Le Prix du patrimoine est attribué à L'Éclaireur, de Lynd Ward (Monsieur Toussaint Louverture), un somptueux coffret qui remet en lumière tout le travail de graveur sur bois de l'un des précurseurs du roman graphique.
Un palmarès qui fait la part belle au roman graphique
Le prix Goscinny revient à Loo Hui Phang pour l'album Black-out avec Hugues Micol (Futuropolis). Cet album en forme de plongée dans les arcanes du cinéma américain des années 1930 à 1950, met en scène un acteur métis d'ascendance africaine, chinoise et amérindienne, capable de jouer tous les rôles «ethniques». La BD au dessin tantôt réaliste, tantôt fantasmagorique, questionne le pouvoir des images, ainsi que les idéologies et mythologies d'Hollywood.

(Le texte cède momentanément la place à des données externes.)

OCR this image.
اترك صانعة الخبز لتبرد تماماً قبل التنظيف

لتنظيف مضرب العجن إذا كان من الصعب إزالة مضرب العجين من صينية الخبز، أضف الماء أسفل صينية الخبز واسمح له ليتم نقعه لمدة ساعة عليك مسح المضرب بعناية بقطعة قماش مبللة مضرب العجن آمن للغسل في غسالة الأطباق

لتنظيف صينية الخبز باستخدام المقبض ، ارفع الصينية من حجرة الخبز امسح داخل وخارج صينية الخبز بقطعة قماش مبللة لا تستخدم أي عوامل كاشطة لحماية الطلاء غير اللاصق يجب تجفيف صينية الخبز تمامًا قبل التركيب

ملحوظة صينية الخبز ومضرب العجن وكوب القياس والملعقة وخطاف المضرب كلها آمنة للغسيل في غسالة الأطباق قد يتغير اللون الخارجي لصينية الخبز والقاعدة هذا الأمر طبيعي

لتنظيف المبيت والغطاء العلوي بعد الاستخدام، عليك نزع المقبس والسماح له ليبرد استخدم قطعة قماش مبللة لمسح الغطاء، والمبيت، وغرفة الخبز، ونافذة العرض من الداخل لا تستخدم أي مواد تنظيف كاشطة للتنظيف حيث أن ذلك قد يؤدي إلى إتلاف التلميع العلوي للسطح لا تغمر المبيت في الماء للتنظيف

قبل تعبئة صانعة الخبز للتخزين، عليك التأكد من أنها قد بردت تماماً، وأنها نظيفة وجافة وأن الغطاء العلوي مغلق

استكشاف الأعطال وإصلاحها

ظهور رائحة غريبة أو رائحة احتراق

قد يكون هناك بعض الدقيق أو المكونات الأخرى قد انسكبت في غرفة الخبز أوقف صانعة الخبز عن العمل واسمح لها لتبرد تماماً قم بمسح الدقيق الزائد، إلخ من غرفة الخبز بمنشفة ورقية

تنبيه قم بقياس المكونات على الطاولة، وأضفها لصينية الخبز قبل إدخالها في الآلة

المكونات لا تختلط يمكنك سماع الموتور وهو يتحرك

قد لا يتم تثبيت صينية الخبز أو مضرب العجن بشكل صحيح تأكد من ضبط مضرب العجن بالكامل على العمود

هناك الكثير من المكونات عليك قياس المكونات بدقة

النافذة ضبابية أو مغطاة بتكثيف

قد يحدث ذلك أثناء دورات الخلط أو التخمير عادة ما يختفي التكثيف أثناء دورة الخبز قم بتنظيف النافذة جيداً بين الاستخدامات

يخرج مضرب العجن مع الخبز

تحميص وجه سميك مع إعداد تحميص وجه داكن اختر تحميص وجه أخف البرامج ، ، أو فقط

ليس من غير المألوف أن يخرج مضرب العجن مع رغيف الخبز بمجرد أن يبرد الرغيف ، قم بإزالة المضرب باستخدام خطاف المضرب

Le Fauve Polar SNCF est attribué à GoSt111, de Mark Eacersall, Henri Scala et Marion Mousse, chez Glénat. Le prix Révélation revient à Tanz ! de Maurane Mazars (Le Lombard) et le Prix de l'audace à La Mécanique du sage de Gabrielle Piquet (Atrabile). Deux récompenses angoumoisines sont enfin réservées au jeune public : le Prix Jeunesse 8-12 ans pour Le Club des amis de Sophie Guerrive (2024) et le Prix Jeunesse 12-16 ans pour le tome 1 de Middlewest, de Skottie Young et Jorge Corona (Urban Comics).
Le palmarès d'Angoulême 2021 fait donc la part belle au roman graphique, à la bande dessinée exigeante, parfois même expérimentale. Mais on n'y trouve pas de manga ni de best-sellers grand public... Dommage.
L'intégralité du palmarès
Fauve d'Or – Prix du meilleur album
L'accident de chasse, Landis Blair et David L. Carlson, Traduit de l'américain par Julie Sibony, Sonatine
Fauve d'Angoulême - Prix spécial du jury
Dragman,Steven Appleby, Traduit de l'anglais par Lili Sztajn, Denoël Graphic
Fauve d'Angoulême - Prix révélation
Tanz !, Maurane Mazars, Le Lombard
Fauve d'Angoulême - Prix de l'audace
La Mécanique du sage, Gabrielle Piquet, Atrabile
Fauve d'Angoulême - Prix de la série
Paul à la maison, Michel Rabagliati, La Pastèque
Fauve d'Angoulême – Prix des lycéens
Créé par le festival avec le Ministère de l'Éducation Nationale, de la Jeunesse et des Sports, en partenariat avec Cultura.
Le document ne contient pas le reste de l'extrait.